The process can be tedious, although it may sound simple. It is common to use tiny mud carp called trey riel in Khmer to prepare the paste. The trey sleuk russey species is another option.
The fish is deboned and once the skin is removed, the fish is dried and smoked. It is then pounded into a paste and marinated with plenty of salt. This paste with a pungent smell can last for a year or even more.
The popular trey riel is abundant in the Mekong River basin and Tonle Sap Lake during this period. In the first week of the season, fishermen can harvest over 10,000 tonnes of trey riel, say reports.
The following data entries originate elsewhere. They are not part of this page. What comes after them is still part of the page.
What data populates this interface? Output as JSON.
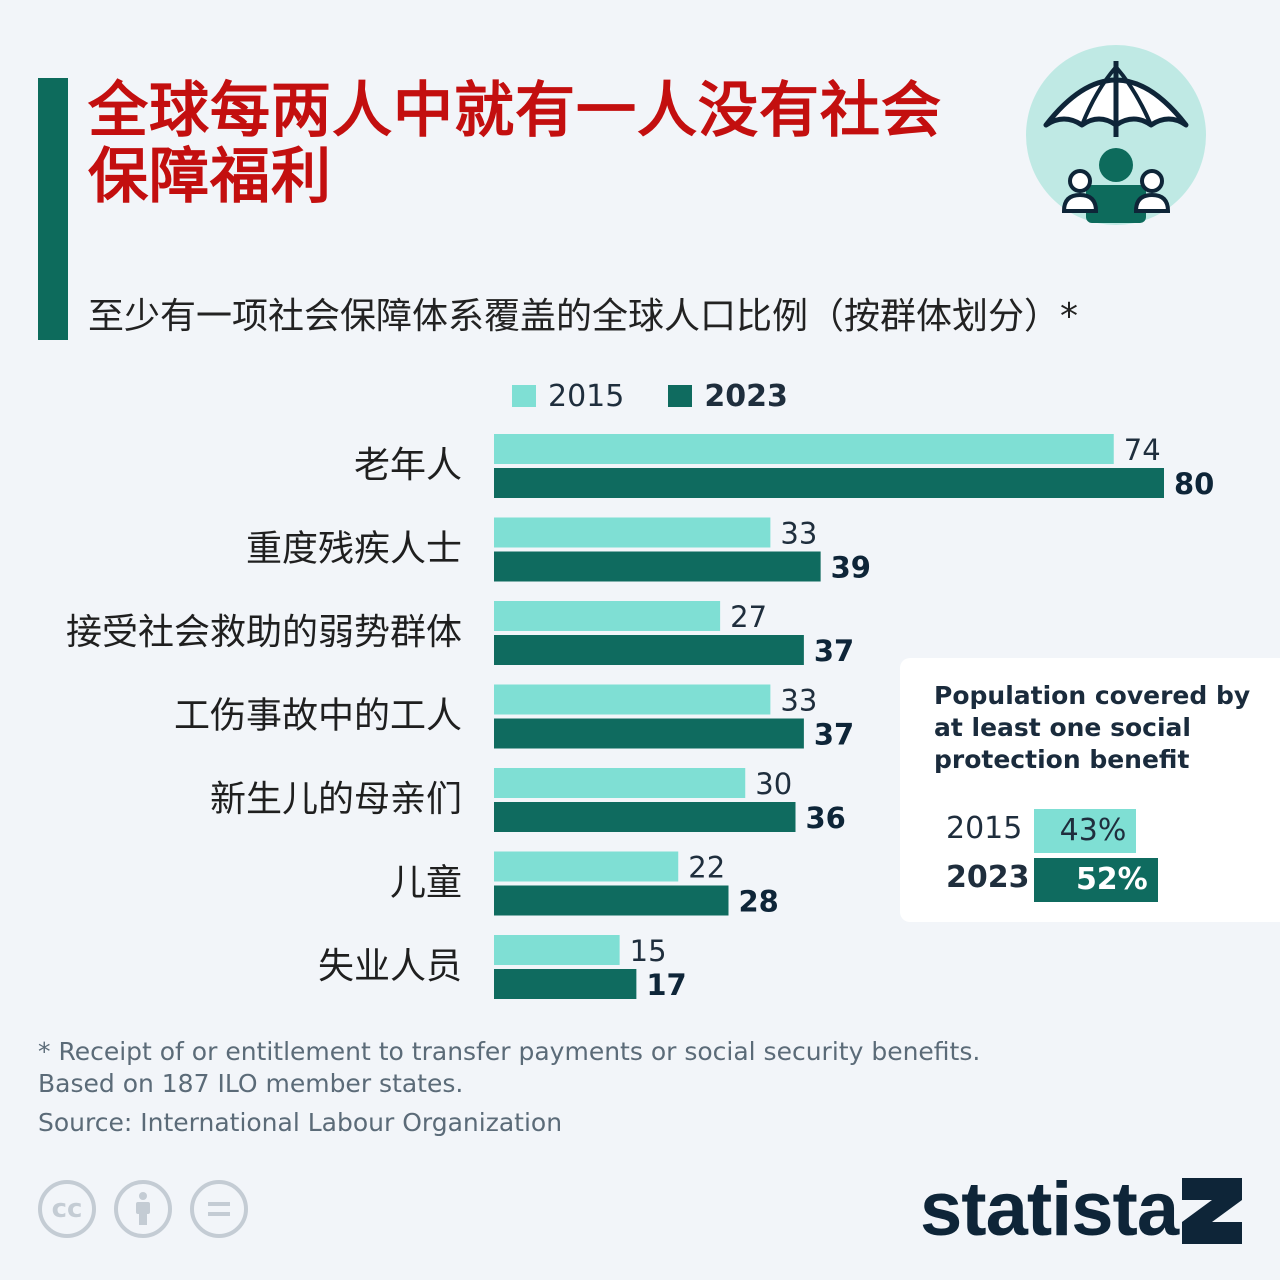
{
  "header": {
    "title": "全球每两人中就有一人没有社会保障福利",
    "subtitle": "至少有一项社会保障体系覆盖的全球人口比例（按群体划分）*"
  },
  "colors": {
    "accent": "#0d6b5c",
    "light": "#7fdfd4",
    "dark": "#0f6b5f",
    "title": "#c30f0f"
  },
  "chart_data": {
    "type": "bar",
    "orientation": "horizontal",
    "categories": [
      "老年人",
      "重度残疾人士",
      "接受社会救助的弱势群体",
      "工伤事故中的工人",
      "新生儿的母亲们",
      "儿童",
      "失业人员"
    ],
    "series": [
      {
        "name": "2015",
        "values": [
          74,
          33,
          27,
          33,
          30,
          22,
          15
        ],
        "color": "#7fdfd4"
      },
      {
        "name": "2023",
        "values": [
          80,
          39,
          37,
          37,
          36,
          28,
          17
        ],
        "color": "#0f6b5f"
      }
    ],
    "xlim": [
      0,
      80
    ],
    "legend": "top",
    "grid": false
  },
  "summary": {
    "title": "Population covered by at least one social protection benefit",
    "rows": [
      {
        "year": "2015",
        "value": 43,
        "label": "43%"
      },
      {
        "year": "2023",
        "value": 52,
        "label": "52%"
      }
    ]
  },
  "footer": {
    "note1": "* Receipt of or entitlement to transfer payments or social security benefits.",
    "note2": "Based on 187 ILO member states.",
    "source": "Source: International Labour Organization",
    "brand": "statista",
    "cc_icons": [
      "cc-icon",
      "attribution-icon",
      "no-derivatives-icon"
    ]
  }
}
“The dry season causes the water levels in the Tonle Sap Lake to recede, concentrating the fish in smaller bodies of water. This phenomenon makes fish, especially small-sized and low-market-value species, more abundant and easier to harvest, which is ideal for making prahok," said Borarin.
Prahok may not be popular among foreigners due to its strong fishy smell but for Cambodians, it is a must-have delicacy.
The paste is usually used as a seasoning or condiment and is often enjoyed with rice or mixed in the preparation of Khmer dishes.
“It is a staple in Cambodian cuisine and used as a key ingredient in a variety of dishes.
“Its unique umami flavour is cherished across generations. In rural areas, prahok provides a critical source of protein and nutrition, while in urban areas, it connects city dwellers with their cultural roots,” he added.
Ironically, fermented fish paste is a key element in Southeast Asia's culinary history. It has intrigued chefs, housewives and scholars in the region, making it an essential ingredient in many dishes.
In Malaysia, it is called belachan, pla ra or ka-piplaa in Thailand, bagoong in the Philippines and Vietnamese call it mam ruoc.
For outsiders, the fishy odour may be a distaste but for those who have tasted it, the paste is an irresistible condiment!